No tengo nada contra la tecnología, mucho menos contra los celulares.
Incluso, quizá algún día lejano consiga tener alguno para contestar ante la cancioncita de aviso: «Yo te tiro ahora pa’ llá desde un fijo», oración cuyo significado no es menester explicar en estas líneas.
Me imagino cuánta importancia debe tener un teléfono móvil al margen de los agujeros —si es personal— que ha de ocasionar a los bolsillos. Pero algunas veces, en nuestro entorno, los celulares se han convertido en símbolos de interrupción, de molestia, desatención y hasta de discoteca andante.
Lo escribo porque con cierta frecuencia, en medio de una reunión importante, el orador o el verboso principal se ve asaltado tres, cuatro, cinco y hasta diez veces por una letrilla altisonante emanada de su teléfono. Y así, sus circundantes se quedan a la deriva, a la espera de que el disertante concluya la comunicación con el más allá o con el más acá.
Aunque también sucede a la inversa, lo he vivido en las aulas universitarias: el profesor está hablando de los daños que causa tanto marabú en los campos, de la «lampiñez» de la rana, o de los problemas globales de la economía… y a menudo tiene que detener la explicación porque los oyentes reciben llamadas para abordar temas terrenales o divinos.
Hace unas fechas, en plena discusión de un trabajo de diploma y en la cumbre de la solemnidad de la exposición del futuro licenciado, a uno de los miembros del tribunal le sonó la cintura con la música conocida, tomó su celular y después del «Sí… dime…» inició una disertación sobre cortinas y computadoras que es mejor no recordar ahora.

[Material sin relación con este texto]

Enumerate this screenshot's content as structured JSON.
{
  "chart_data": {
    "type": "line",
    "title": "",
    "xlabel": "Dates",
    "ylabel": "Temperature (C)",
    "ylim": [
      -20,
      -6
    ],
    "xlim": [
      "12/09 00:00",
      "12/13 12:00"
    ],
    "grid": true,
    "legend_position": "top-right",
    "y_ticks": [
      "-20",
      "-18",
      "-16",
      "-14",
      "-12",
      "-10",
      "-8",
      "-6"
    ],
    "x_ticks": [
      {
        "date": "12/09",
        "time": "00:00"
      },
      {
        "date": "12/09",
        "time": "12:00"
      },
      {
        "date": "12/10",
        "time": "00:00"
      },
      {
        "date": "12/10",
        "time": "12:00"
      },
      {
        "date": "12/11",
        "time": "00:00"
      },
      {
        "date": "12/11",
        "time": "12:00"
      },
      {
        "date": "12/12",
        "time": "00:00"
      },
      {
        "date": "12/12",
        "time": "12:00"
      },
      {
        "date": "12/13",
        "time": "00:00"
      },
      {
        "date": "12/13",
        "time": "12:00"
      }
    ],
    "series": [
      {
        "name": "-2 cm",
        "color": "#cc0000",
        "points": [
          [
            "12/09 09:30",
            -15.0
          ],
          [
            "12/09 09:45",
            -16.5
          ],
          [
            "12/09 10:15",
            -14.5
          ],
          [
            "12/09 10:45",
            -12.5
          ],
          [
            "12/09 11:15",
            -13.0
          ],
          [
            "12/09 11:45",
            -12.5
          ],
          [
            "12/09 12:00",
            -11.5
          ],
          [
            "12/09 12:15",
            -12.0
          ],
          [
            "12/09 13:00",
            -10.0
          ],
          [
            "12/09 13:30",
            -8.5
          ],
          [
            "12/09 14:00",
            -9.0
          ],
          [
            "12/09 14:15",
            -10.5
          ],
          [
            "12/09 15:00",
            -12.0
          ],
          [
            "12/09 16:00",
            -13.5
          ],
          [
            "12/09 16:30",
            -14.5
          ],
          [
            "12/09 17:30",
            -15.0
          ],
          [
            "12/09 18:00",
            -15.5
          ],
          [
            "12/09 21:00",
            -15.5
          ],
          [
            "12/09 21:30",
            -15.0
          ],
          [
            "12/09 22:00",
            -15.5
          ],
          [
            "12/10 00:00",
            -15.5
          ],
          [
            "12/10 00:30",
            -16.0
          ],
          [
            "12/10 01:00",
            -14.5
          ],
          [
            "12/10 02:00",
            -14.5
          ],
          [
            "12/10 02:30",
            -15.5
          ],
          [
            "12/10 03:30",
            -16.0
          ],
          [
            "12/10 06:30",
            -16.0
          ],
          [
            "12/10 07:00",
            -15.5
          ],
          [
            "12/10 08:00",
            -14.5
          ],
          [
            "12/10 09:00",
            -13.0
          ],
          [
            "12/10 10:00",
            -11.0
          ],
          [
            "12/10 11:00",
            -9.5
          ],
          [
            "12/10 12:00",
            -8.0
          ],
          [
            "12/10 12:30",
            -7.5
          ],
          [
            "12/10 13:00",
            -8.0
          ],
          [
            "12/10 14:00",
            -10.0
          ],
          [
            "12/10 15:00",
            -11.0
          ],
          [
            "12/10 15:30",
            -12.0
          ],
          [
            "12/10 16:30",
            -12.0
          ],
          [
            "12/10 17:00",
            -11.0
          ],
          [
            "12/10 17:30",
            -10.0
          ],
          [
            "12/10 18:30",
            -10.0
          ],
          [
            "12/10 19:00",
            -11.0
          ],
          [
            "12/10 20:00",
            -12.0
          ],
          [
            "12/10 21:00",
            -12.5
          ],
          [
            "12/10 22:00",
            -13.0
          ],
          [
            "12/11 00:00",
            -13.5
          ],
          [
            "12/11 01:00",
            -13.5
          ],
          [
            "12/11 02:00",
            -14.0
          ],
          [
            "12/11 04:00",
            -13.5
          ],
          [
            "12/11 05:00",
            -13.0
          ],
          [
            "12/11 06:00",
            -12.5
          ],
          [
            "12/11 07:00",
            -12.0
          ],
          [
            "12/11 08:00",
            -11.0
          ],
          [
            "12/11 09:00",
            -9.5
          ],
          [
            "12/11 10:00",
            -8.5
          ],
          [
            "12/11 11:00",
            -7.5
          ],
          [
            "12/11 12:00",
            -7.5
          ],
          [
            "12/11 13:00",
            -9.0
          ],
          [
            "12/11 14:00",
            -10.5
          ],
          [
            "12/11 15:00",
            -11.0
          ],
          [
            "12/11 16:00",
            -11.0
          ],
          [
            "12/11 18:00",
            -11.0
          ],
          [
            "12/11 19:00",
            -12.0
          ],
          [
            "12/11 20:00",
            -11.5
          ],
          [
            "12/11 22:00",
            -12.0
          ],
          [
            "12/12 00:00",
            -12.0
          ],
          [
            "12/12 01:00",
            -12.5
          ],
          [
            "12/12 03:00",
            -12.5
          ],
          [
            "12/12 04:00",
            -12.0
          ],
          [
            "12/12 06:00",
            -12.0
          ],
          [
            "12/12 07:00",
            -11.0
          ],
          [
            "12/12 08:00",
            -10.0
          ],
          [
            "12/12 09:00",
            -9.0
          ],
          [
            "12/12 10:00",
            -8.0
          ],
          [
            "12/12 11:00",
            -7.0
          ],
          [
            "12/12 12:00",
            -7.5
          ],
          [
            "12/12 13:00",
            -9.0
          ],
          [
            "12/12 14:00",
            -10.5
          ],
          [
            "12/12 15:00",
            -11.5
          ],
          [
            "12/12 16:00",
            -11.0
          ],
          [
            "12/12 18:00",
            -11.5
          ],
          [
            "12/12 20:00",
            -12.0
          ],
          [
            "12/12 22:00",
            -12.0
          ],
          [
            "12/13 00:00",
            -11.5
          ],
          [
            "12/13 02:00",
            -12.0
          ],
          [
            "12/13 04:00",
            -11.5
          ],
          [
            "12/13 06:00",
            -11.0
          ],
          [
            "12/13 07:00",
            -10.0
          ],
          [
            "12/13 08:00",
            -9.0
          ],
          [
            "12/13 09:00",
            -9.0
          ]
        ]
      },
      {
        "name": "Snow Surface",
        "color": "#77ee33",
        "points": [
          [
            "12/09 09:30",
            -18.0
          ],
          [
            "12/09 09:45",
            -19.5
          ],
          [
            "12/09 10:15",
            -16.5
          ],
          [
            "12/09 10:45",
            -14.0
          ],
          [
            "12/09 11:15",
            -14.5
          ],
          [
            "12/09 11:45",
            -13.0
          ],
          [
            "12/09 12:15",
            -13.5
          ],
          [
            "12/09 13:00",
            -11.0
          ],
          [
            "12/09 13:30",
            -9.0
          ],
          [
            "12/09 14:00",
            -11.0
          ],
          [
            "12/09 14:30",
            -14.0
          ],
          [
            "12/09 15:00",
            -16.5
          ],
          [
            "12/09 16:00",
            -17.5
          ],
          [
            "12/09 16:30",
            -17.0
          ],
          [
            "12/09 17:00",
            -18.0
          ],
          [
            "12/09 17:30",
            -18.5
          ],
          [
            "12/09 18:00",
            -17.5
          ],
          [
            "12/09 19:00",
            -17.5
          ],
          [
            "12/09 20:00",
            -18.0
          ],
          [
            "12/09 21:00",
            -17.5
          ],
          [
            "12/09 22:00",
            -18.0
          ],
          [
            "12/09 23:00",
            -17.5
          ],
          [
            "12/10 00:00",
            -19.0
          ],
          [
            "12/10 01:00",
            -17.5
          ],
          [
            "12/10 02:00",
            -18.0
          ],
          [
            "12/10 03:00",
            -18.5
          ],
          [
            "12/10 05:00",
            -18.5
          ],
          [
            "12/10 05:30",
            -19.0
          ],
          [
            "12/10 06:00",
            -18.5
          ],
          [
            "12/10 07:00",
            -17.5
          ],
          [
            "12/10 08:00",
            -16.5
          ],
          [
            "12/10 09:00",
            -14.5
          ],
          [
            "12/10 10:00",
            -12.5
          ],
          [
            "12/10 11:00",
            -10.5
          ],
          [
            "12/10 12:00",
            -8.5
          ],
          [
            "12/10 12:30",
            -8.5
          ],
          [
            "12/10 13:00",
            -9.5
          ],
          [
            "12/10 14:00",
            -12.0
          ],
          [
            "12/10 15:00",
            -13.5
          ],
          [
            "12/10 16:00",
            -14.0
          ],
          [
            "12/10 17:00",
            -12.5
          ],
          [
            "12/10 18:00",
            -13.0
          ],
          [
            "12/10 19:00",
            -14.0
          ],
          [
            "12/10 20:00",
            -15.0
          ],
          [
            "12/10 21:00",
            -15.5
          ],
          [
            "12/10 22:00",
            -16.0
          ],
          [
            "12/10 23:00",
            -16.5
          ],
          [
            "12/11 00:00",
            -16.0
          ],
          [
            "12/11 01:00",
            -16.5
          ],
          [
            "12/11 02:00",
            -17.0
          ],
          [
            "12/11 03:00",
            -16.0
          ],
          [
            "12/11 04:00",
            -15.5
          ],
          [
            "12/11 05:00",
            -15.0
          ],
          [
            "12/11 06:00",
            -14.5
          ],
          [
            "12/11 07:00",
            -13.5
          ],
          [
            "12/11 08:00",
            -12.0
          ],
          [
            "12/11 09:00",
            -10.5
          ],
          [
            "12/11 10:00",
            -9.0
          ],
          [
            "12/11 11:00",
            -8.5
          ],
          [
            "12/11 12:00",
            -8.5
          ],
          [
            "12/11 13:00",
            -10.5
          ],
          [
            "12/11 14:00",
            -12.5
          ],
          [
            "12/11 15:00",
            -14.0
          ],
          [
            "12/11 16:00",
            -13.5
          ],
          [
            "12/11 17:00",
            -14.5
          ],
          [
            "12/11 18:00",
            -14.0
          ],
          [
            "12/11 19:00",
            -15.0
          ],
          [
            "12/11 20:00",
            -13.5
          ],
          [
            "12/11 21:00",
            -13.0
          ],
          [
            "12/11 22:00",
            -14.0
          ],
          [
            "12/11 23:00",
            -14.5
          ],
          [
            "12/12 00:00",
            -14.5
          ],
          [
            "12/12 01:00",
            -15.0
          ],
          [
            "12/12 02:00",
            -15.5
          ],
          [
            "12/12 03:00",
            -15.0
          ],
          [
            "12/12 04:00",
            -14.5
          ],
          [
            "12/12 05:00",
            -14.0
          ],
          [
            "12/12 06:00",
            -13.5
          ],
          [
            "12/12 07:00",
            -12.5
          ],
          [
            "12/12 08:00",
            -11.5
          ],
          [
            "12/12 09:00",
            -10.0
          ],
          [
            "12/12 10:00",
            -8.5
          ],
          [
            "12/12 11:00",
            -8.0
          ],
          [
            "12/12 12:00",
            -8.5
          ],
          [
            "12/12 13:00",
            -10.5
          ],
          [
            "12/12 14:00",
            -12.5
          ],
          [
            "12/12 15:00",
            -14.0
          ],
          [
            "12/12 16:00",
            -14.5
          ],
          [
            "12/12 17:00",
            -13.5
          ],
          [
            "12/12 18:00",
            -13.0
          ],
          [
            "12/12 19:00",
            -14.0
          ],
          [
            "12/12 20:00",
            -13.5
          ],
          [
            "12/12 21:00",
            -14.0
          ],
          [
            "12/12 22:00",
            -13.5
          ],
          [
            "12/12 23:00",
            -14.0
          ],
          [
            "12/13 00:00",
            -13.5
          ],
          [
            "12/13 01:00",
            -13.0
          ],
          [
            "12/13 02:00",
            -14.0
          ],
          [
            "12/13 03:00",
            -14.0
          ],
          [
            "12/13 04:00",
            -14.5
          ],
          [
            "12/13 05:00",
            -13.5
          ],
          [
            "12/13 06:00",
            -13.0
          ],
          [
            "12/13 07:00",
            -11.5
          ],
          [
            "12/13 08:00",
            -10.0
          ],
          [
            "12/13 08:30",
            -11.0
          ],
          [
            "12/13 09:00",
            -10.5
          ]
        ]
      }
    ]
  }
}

Hablando de trabajos de diploma: no dudo que mañana alguien realice una maestría para demostrar que el volumen del timbre del celular es directamente proporcional a la salud humana. Porque algunos programan el aviso del teléfono con tal nivel de «ambiente» que a sus circundantes les puede parecer que están en el Salón Rosado de la Tropical.
Alguna vez un colega escribió que, en el principio de los teléfonos móviles en esta nación, hubo, incluso, sujetos que solicitaban que los llamaran intencionalmente en medio de los espectáculos de ballet para llamar la atención del público. Y armaban un show con aquella sonadera y alardeaban de dinero.
Hoy se incrementa la cantidad de personas que pueden tener un celular; pero ese crecimiento —que significa evolución— debería suponer en determinados casos también mayor educación, respeto a los demás, cultura, civilización.
Sin embargo, se encuentra uno ahora en plena vía a un conductor que va zigzagueando porque está atendiendo una llamada; o un «bicicletero» que no hace la debida señal con la mano porque, pegada su mano izquierda a la oreja, va informando de su supuesta ruta a la novia.
Nada tengo —ya lo dije— contra la tecnología. Pero pido silenciar unos minutos los aparatos modernos cuando pongan en riesgo las vidas, o cuando quiebren la seriedad de un tribunal o el ritmo de una ecuación.